There is a
long-standing, but rather odd if you stop to think about it, trend for
organisations announcing new initiatives, buildings, or policies to concentrate
on the cost rather than the substance. It’s as though the PR officers believe
that the most important part of the news is how much is being spent, rather
than what is being done. Here,
here,
and here
are a few random examples. Anyone wanting to know what the story is really
about will never find out from the headline alone. But in terms of the impact,
it’s what is being done that is the real story – and the price attached to it
is often a largely arbitrary first guess rather than a detailed costing.
That, it seems to
me, was always the status of Labour’s £28
billion Green Investment Plan – just another headline lacking in real
detail. Just about everyone can tell you how much they planned to spend – few can
tell you what they were actually going to do with it. In that limited sense,
ditching the headline sum is, or should be, a non-story. The question should be
more about what they’re actually now not going to do which they were previously
planning to do. And the answer to that question is far from clear in anything
that they’ve managed to say so far – it’s all been about the number, which was
pretty much plucked out of the air to begin with. Listening to their
statements, one could be forgiven for believing that they are not changing
their plans at all, just stopping all talk about the cost. But doing what they
previously said would cost £28 billion, without spending £28 billion, and
sticking to the silly fiscal rule which they themselves have invented is a
mathematical impossibility.
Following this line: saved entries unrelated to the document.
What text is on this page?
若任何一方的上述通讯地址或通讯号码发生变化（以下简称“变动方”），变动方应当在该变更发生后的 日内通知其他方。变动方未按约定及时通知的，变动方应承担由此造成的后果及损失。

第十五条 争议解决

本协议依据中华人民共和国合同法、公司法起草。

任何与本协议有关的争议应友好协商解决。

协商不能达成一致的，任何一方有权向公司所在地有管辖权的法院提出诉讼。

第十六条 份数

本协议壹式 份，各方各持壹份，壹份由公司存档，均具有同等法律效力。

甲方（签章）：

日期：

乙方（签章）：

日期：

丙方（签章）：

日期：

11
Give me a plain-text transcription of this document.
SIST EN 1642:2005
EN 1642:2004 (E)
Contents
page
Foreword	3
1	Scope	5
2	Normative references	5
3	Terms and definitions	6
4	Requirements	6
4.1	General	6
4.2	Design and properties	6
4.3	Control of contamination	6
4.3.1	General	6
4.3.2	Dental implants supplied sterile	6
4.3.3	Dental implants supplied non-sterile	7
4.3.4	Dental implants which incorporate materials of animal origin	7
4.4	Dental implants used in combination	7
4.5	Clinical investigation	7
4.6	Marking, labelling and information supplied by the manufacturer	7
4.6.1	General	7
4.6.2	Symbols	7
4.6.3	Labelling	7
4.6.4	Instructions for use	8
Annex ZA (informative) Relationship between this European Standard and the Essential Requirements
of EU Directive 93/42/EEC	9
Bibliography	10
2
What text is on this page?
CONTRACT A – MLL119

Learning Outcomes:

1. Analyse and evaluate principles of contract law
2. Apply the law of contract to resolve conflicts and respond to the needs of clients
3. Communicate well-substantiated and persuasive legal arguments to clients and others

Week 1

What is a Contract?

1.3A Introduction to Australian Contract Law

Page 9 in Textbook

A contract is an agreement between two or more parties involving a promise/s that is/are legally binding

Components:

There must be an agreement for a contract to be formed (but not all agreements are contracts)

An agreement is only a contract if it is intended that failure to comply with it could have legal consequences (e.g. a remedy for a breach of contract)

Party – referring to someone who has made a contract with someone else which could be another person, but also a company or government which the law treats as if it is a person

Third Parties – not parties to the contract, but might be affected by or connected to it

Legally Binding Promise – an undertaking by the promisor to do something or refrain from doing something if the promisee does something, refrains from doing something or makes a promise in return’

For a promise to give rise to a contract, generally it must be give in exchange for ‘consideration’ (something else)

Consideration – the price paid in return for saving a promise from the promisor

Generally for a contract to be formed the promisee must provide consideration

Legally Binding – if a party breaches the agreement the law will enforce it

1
Whether it helps them politically is another
question – switching the debate away from an essentially ridiculous numbers
game to a more complex question which the media can’t even be bothered to
engage with might help them electorally, but it tells us little about what we
can expect from a new government.
The party was, in
reality, pretty stupid to name a figure at all in the first place. It might
have made a good headline at the time as an indicator of how serious they were about taking action on climate change without having to do the hard yards to spell
out the detailed policies, but that’s a very short term consideration. And it
played into the hands of a Tory Party determined to hold Labour to a standard
of fiscal responsibility to which they’ve never adhered themselves. To say
nothing of a lazy media more interested in the yah boo politics of ‘he said,
she said’ than in attempting to explain the seriousness of the situation and
the required actions and consequences, let alone the complexities of public
finances.
And that brings us
to the real, and very sad, story here. It’s not some superficial froth about
U-turns and flip-flops, it’s not about the detail of government expenditure and
how it is financed, it’s not even about climate change and the urgent need for
action. It’s about the one thing – the only thing – to which Labour is now
resolutely committed. That is to play the game under Tory rules and abide by
whatever constraints the outgoing Tories leave for them. At a time when people
seem to be crying out for change, the only thing Labour are planning to change
is the people implementing the policies.